Ben’imana est d’abord un film de femmes. On peut comprendre car à l’issue du génocide, toutes n’ont pas été massacrées comme leurs enfants ou leur mari. Elles ont subi des viols, en plus d’assister à l’assassinat de leurs proches à la machette. Le traumatisme est plus qu’évident mais, miracle de la vie, et peut-être du cinéma, les femmes que Marie Clémentine Dusabejambo dépeint sont d’une incroyable résilience. Le long-métrage restitue la période où le gouvernement a tenté de remettre de la quiétude dans les relations entre les populations. La cinéaste invite dans la grande Histoire, la petite histoire de son héroïne Vénéranda, elle-même hantée par un passé dont elle ne parvient pas à se départir. On est donc dans une véritable fiction qui s’appuie sur la réalité des faits historiques tels qu’ils se sont déroulés au Rwanda.

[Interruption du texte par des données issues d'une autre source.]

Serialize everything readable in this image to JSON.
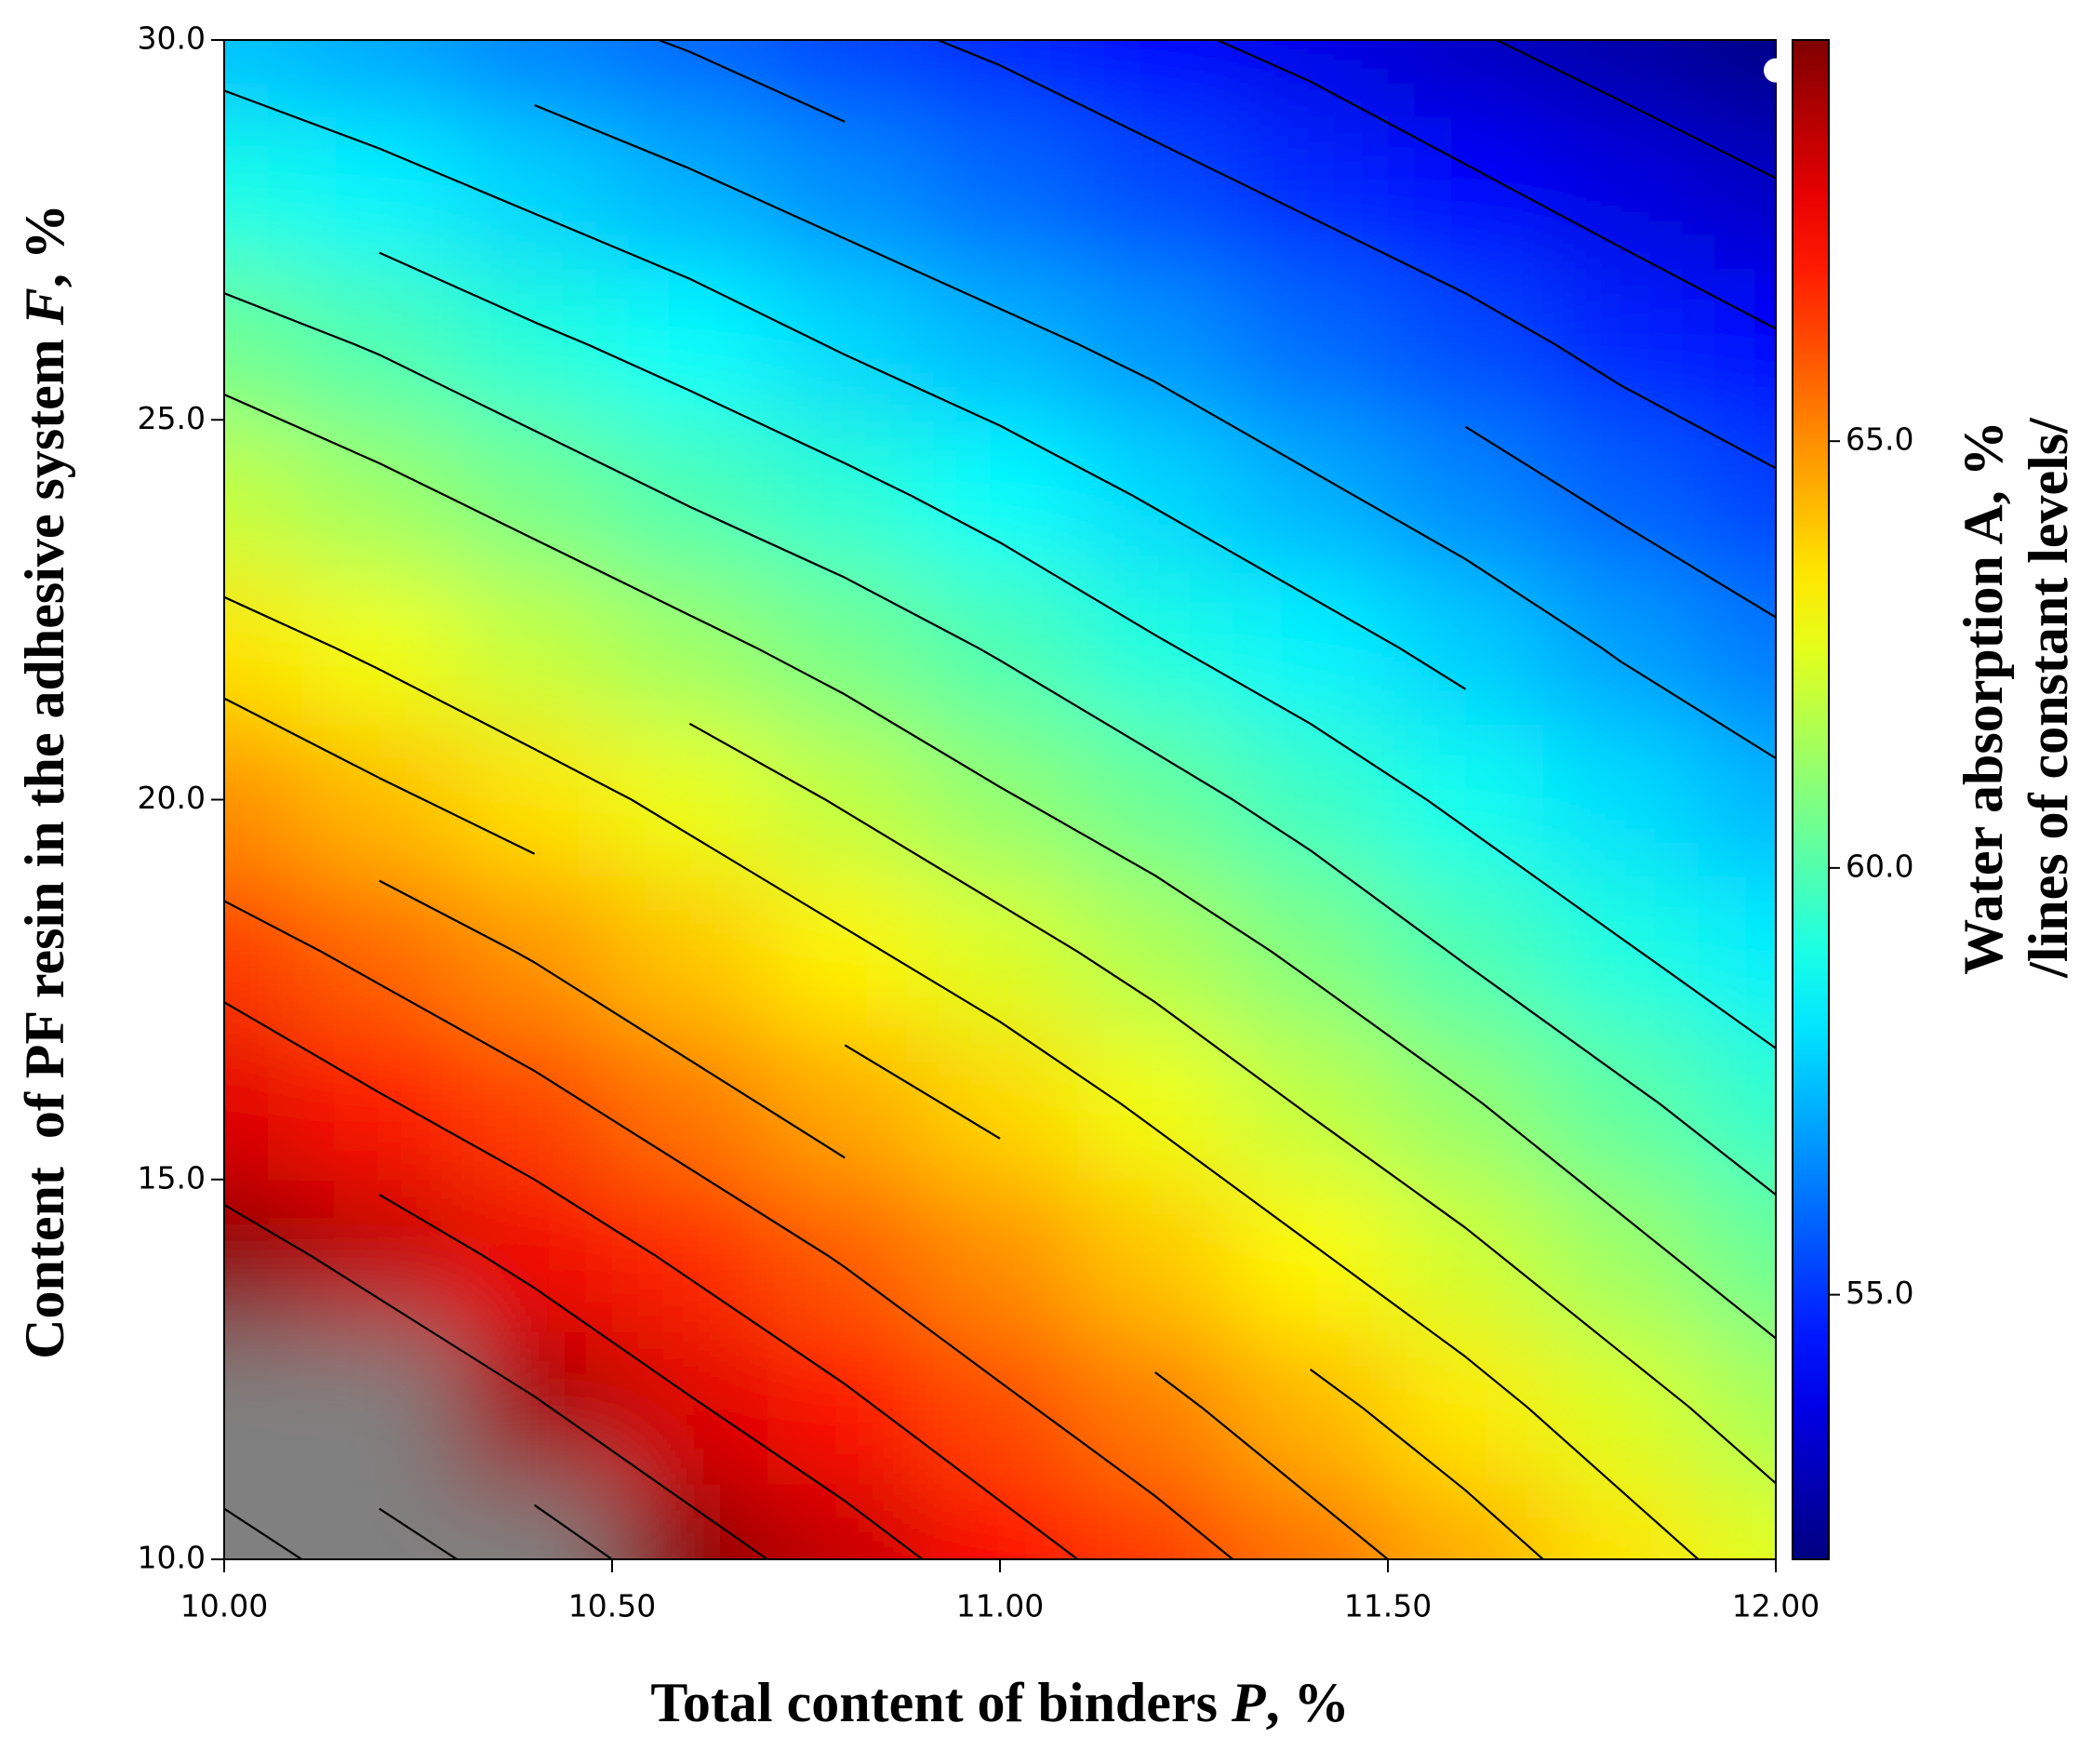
{
  "chart_data": {
    "type": "contour",
    "xlabel": [
      "Total content of binders ",
      "P",
      ", %"
    ],
    "ylabel": [
      "Content  of PF resin in the adhesive system ",
      "F",
      ", %"
    ],
    "colorbar_label": [
      "Water absorption A, %",
      "/lines of constant levels/"
    ],
    "x": [
      10.0,
      10.2,
      10.4,
      10.6,
      10.8,
      11.0,
      11.2,
      11.4,
      11.6,
      11.8,
      12.0
    ],
    "y": [
      10,
      12,
      14,
      16,
      18,
      20,
      22,
      24,
      26,
      28,
      30
    ],
    "z": [
      [
        72.5,
        71.5,
        70.5,
        69.5,
        68.5,
        67.5,
        66.5,
        65.5,
        64.5,
        63.5,
        62.5
      ],
      [
        71.0,
        70.0,
        69.1,
        68.1,
        67.2,
        66.2,
        65.3,
        64.3,
        63.4,
        62.4,
        61.5
      ],
      [
        69.5,
        68.6,
        67.7,
        66.8,
        65.9,
        65.0,
        64.0,
        63.1,
        62.2,
        61.3,
        60.4
      ],
      [
        68.0,
        67.1,
        66.3,
        65.4,
        64.5,
        63.7,
        62.8,
        61.9,
        61.1,
        60.2,
        59.4
      ],
      [
        66.5,
        65.7,
        64.9,
        64.0,
        63.2,
        62.4,
        61.6,
        60.8,
        59.9,
        59.1,
        58.3
      ],
      [
        65.0,
        64.2,
        63.5,
        62.7,
        61.9,
        61.1,
        60.4,
        59.6,
        58.8,
        58.0,
        57.3
      ],
      [
        63.5,
        62.8,
        62.0,
        61.3,
        60.6,
        59.9,
        59.1,
        58.4,
        57.7,
        56.9,
        56.2
      ],
      [
        62.0,
        61.3,
        60.6,
        59.9,
        59.3,
        58.6,
        57.9,
        57.2,
        56.5,
        55.8,
        55.2
      ],
      [
        60.5,
        59.9,
        59.2,
        58.6,
        57.9,
        57.3,
        56.7,
        56.0,
        55.4,
        54.7,
        54.1
      ],
      [
        59.0,
        58.4,
        57.8,
        57.2,
        56.6,
        56.0,
        55.4,
        54.8,
        54.2,
        53.6,
        53.1
      ],
      [
        57.5,
        57.0,
        56.4,
        55.9,
        55.3,
        54.8,
        54.2,
        53.7,
        53.1,
        52.6,
        52.0
      ]
    ],
    "contour_levels": [
      53,
      54,
      55,
      56,
      57,
      58,
      59,
      60,
      61,
      62,
      63,
      64,
      65,
      66,
      67,
      68,
      69,
      70,
      71,
      72
    ],
    "contour_color": "#000000",
    "colormap": "jet",
    "above_color": "#808080",
    "clim": [
      51.9,
      69.7
    ],
    "cticks": [
      {
        "value": 55,
        "label": "55.0"
      },
      {
        "value": 60,
        "label": "60.0"
      },
      {
        "value": 65,
        "label": "65.0"
      }
    ],
    "xlim": [
      10,
      12
    ],
    "ylim": [
      10,
      30
    ],
    "xticks": [
      {
        "value": 10,
        "label": "10.00"
      },
      {
        "value": 10.5,
        "label": "10.50"
      },
      {
        "value": 11,
        "label": "11.00"
      },
      {
        "value": 11.5,
        "label": "11.50"
      },
      {
        "value": 12,
        "label": "12.00"
      }
    ],
    "yticks": [
      {
        "value": 10,
        "label": "10.0"
      },
      {
        "value": 15,
        "label": "15.0"
      },
      {
        "value": 20,
        "label": "20.0"
      },
      {
        "value": 25,
        "label": "25.0"
      },
      {
        "value": 30,
        "label": "30.0"
      }
    ],
    "optimum_point": {
      "x": 12.0,
      "y": 29.6,
      "color": "#ffffff"
    }
  }
}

- Copyright Mostafa El Kashef
Beaucoup d’acteurs présents ne sont pas professionnels. Cela force d’autant plus l’admiration du projet, tant les personnes qui participent au projet ont dû être affectées personnellement par l’histoire du Rwanda. La réalisatrice choisit de mettre en scène de femmes debout, dignes, qui n’hésitent pas à chanter leur douleur dans des textes d’une grande dignité. Les paysages superbes s’invitent au côté des comédiens, avec ces grandes forêts impénétrables perdurant, elles, malgré les guerres et les atrocités qui ne cessent de dévorer les pays d’Afrique centrale.
Marie Clémentine Dusabejambo ne réalise pas un film larmoyant et victimaire. Elle tient à montrer des femmes habitées par la colère mais aussi le sens du pardon. Elles font œuvre d’une intelligence exceptionnelle, et surtout d’un sang-froid admirable. La réalisatrice s’affiche comme l’ambassadrice d’un cinéma africain, souvent mal connu, qui peine à trouver des distributeurs. Ici, la photographie est impeccable, les conditions de réalisation sont optimales, l’écriture est précise et maîtrisée, signes que la création africaine a plus que sa place sur nos écrans français.